Anteontem sonhei que eu e a minha mãe estávamos a ver mísseis e caças a passar por cima da minha casa a caminho da guerra. A cena era calma embora a situação aparentemente não o fosse. Nesse mesmo dia tinha lido um texto de Niall Ferguson, um historiador de Harvard, sobre uma guerra mundial eminente.
O clima de incerteza que paira sobre as nossas cabeças exige, acho eu, um pouco de calma, e não propriamente uma visão incendiária sobre uma realidade difícil e com consequências muito imprevisíveis.
Convenhamos, hoje temos consciência de que não só um toque num botão pode iniciar a destruição do mundo como também estamos (eu, pelo menos, estou) convencido de que essa destruição não se iria resumir apenas às potencias dominantes pois, infelizmente (ou se calhar felizmente) há demasiada gente envolvida nesta salgalhada.

Vejamos então. Os americanos estão mesmo entalados com esta dupla frente de problemas, a eleição do Hamas para governar a Palestina e a insistência do Irão (agora mesmo confirmada no Jornal das 9 da Sic Notícias) em enriquecer Urânio.
Ambas as situações não só vão contra os interesses americanos como põem em causa uma das base de suporte da sua diplomacia, a luta pela democracia, talvez o argumento com maior amplitude de consenso e que simultaneamente melhor servia a protecção das suas acções.
A desordem deve-se quer ao unilateralismo americano quer à fraqueza da posição europeia no panorama internacional mas também se deve ao facto de a ordem mundial não ser já dominada por estes dois parceiros. Vejamos cada uma das situações.

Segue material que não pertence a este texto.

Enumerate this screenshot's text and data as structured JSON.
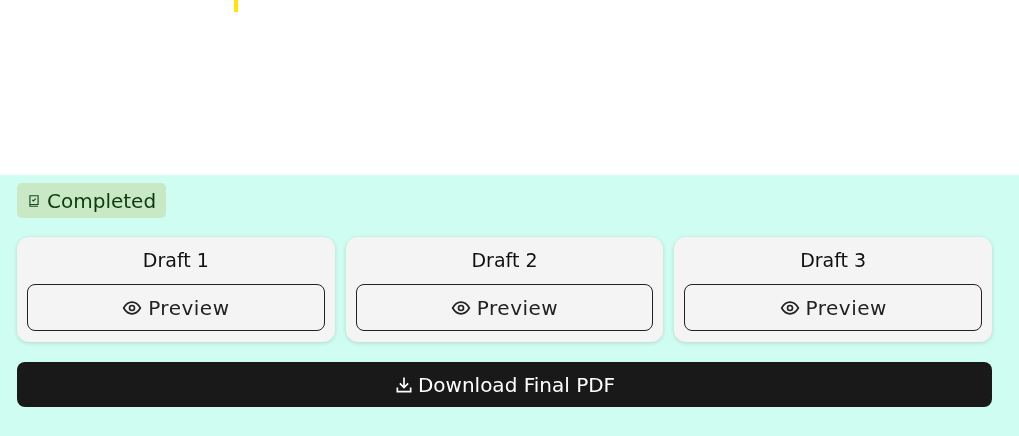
{
  "status_badge": {
    "label": "Completed"
  },
  "drafts": [
    {
      "title": "Draft 1",
      "button": "Preview"
    },
    {
      "title": "Draft 2",
      "button": "Preview"
    },
    {
      "title": "Draft 3",
      "button": "Preview"
    }
  ],
  "download_button": {
    "label": "Download Final PDF"
  }
}
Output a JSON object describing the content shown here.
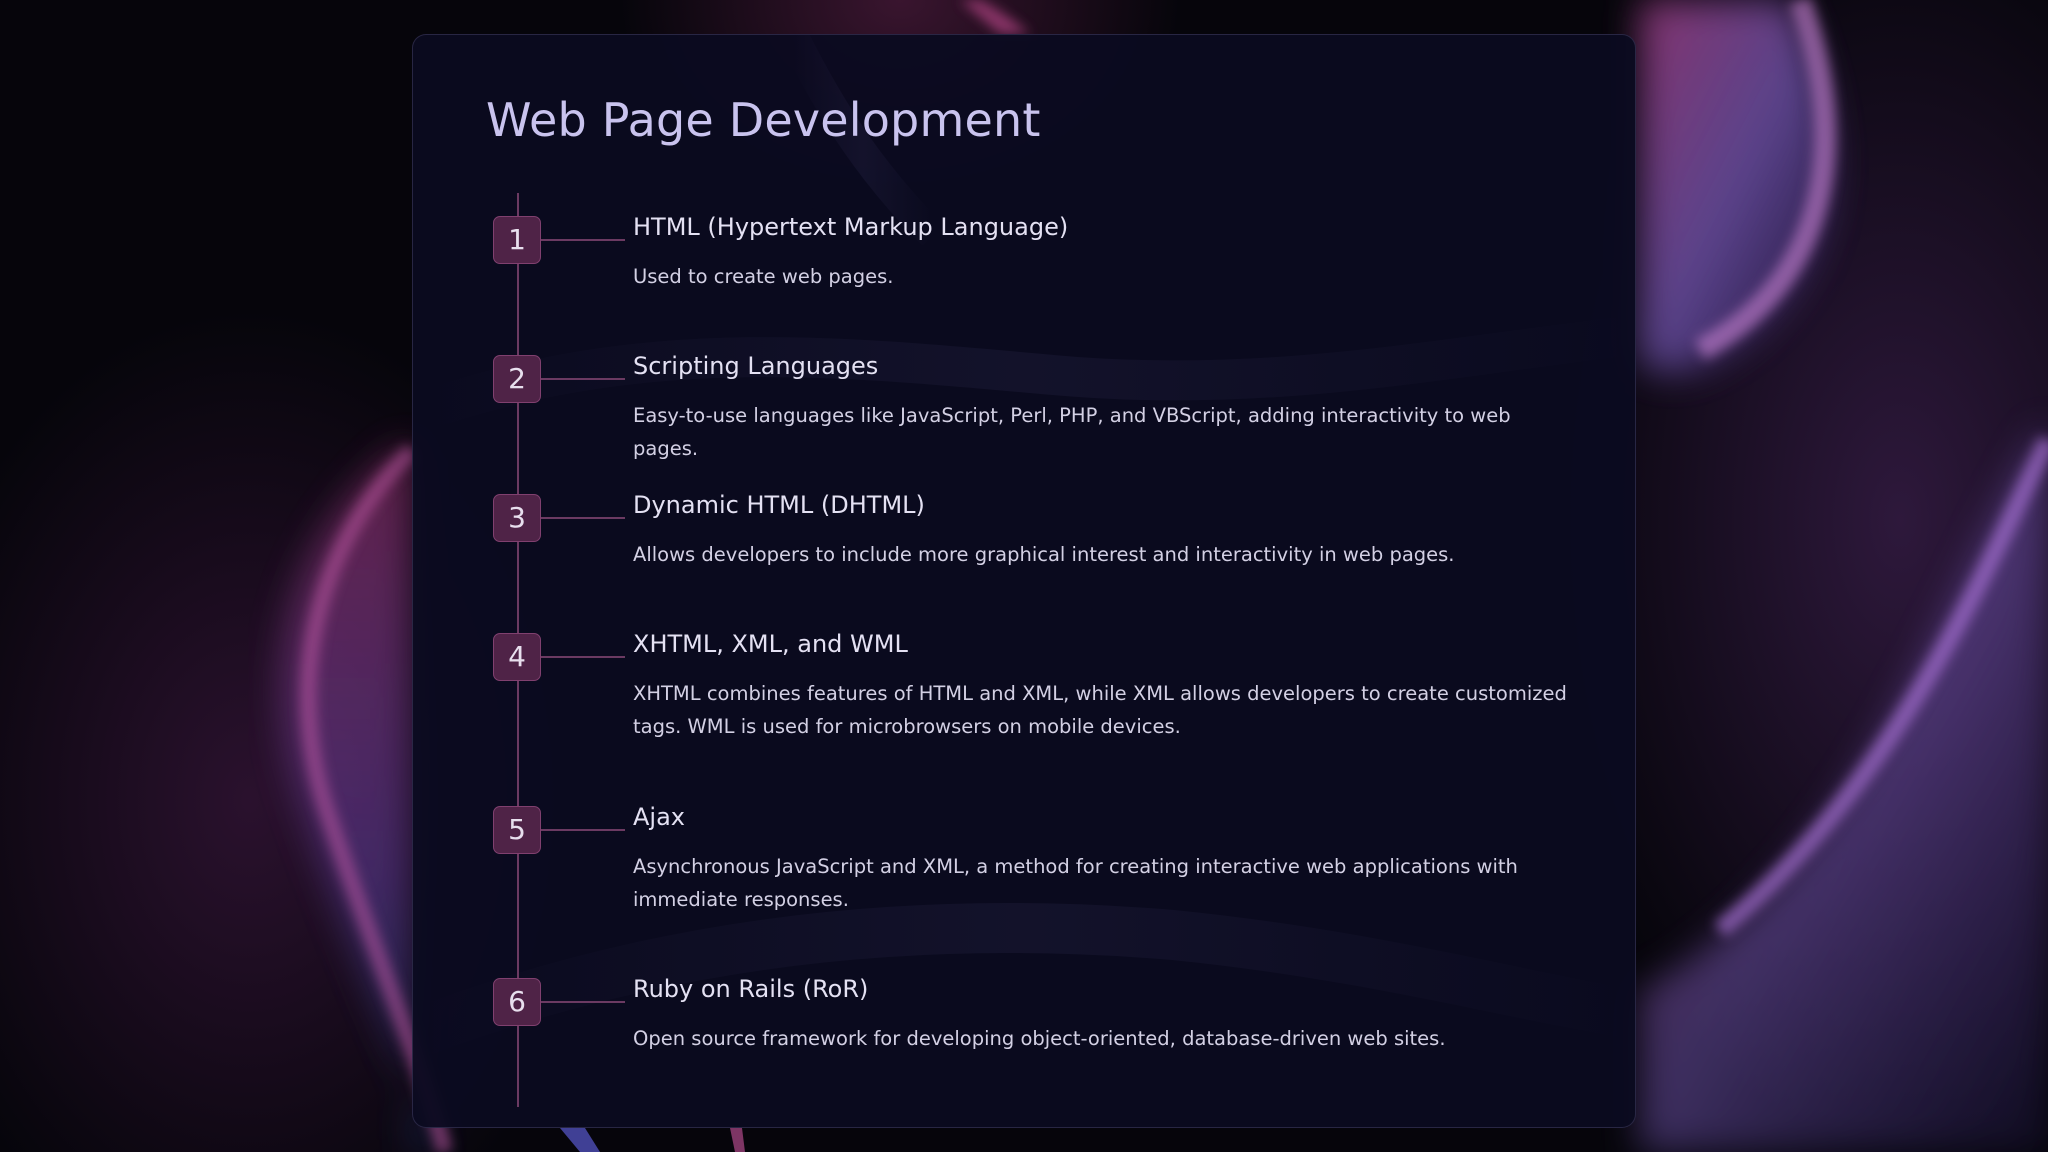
{
  "title": "Web Page Development",
  "steps": [
    {
      "number": "1",
      "title": "HTML (Hypertext Markup Language)",
      "description": "Used to create web pages."
    },
    {
      "number": "2",
      "title": "Scripting Languages",
      "description": "Easy-to-use languages like JavaScript, Perl, PHP, and VBScript, adding interactivity to web pages."
    },
    {
      "number": "3",
      "title": "Dynamic HTML (DHTML)",
      "description": "Allows developers to include more graphical interest and interactivity in web pages."
    },
    {
      "number": "4",
      "title": "XHTML, XML, and WML",
      "description": "XHTML combines features of HTML and XML, while XML allows developers to create customized tags. WML is used for microbrowsers on mobile devices."
    },
    {
      "number": "5",
      "title": "Ajax",
      "description": "Asynchronous JavaScript and XML, a method for creating interactive web applications with immediate responses."
    },
    {
      "number": "6",
      "title": "Ruby on Rails (RoR)",
      "description": "Open source framework for developing object-oriented, database-driven web sites."
    }
  ],
  "colors": {
    "background": "#06050b",
    "card": "#0b0b20",
    "title": "#c9c3ee",
    "accent": "#4f2347",
    "line": "#6b3a62"
  }
}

A invasão do Irão não é uma opção quer pela má figura que os americanos fizeram no Iraque como pelo possível aumento da instabilidade na zona. Contudo a pressão sobre o Irão está a ser feita em conjunto pela UE, pelos EUA, pela Rússia e China, o que não aconteceu no Iraque e que parece provar que a ameaça é para ser levada a sério mas também que nem a Rússia nem a China estão interessados numa intervenção no Irão. Na realidade ninguém está interessado em abrir guerra com o Irão: a China porque precisa do petróleo iraniano, e o resto do mundo pela mesma razão. Com o aumento da procura do ouro negro é melhor pensar duas vezes antes de entrar em guerra com um dos seus produtores.
Por outro lado, a Rússia está mais organizada, quer no controlo do seu armamento mas sobretudo no controlo da sua economia e das instituições que a dominam e que o Kremlin tem vindo, pouco a pouco, a controlar.
Sobre a China não há muito mais a dizer. O seu crescimento económico está, por um lado, a tornar o mundo dependente das suas importações de matéria prima e, por outro, a inundá-lo com a sua produção de preços baratos. O peso da sua diplomacia estendeu-se a todo um conjunto de países onde compra sem fazer perguntas nem exigências democráticas.
Para ajudar à festa, a América Latina está a atravessar uma série de mudanças naquele que parece ser um caminho na direcção do aumento da sua independência politica face ao “amigo” americano. Como se não bastasse tudo isto, países como a Índia e o Brasil, com posicionamentos políticos distintos do ocidente começam gradualmente a aumentar o seu peso politico mundial.
Ora, creio que nada do que aqui se disse era verdadeiramente improvável, embora confesso que ainda me surpreende (e ainda bem) a crescente independência politica dos países da América latina. Ou seja, o mundo está finalmente a crescer ao nível politico, como que na direcção de uns Estados Unidos da Terra, onde todos se têm de entender e respeitar, o que só pode ser bom.

O facto de os EUA estarem na posição que estão hoje é que me preocupa pois demonstra uma insistente incompreensão e desrespeito pela história e seus ensinamentos, como se meia dúzia de mísseis e um punhado de dólares resolvessem todos os assuntos.
Desculpem se pareço suspeito, mas compreendo e aceito melhor o problema europeu, pois nem sempre existiu alinhamento entre os países europeus e, com o alargamento, abriram-se por ventura algumas feridas da segunda guerra, quando parte da Europa aceitou entregar aos russos a outra parte que agora quer acolher no seu seio. E, claro, há a Turquia. E aí a coisa complica-se ainda mais. Enfim… há que aceitar que as coisas não são faceis…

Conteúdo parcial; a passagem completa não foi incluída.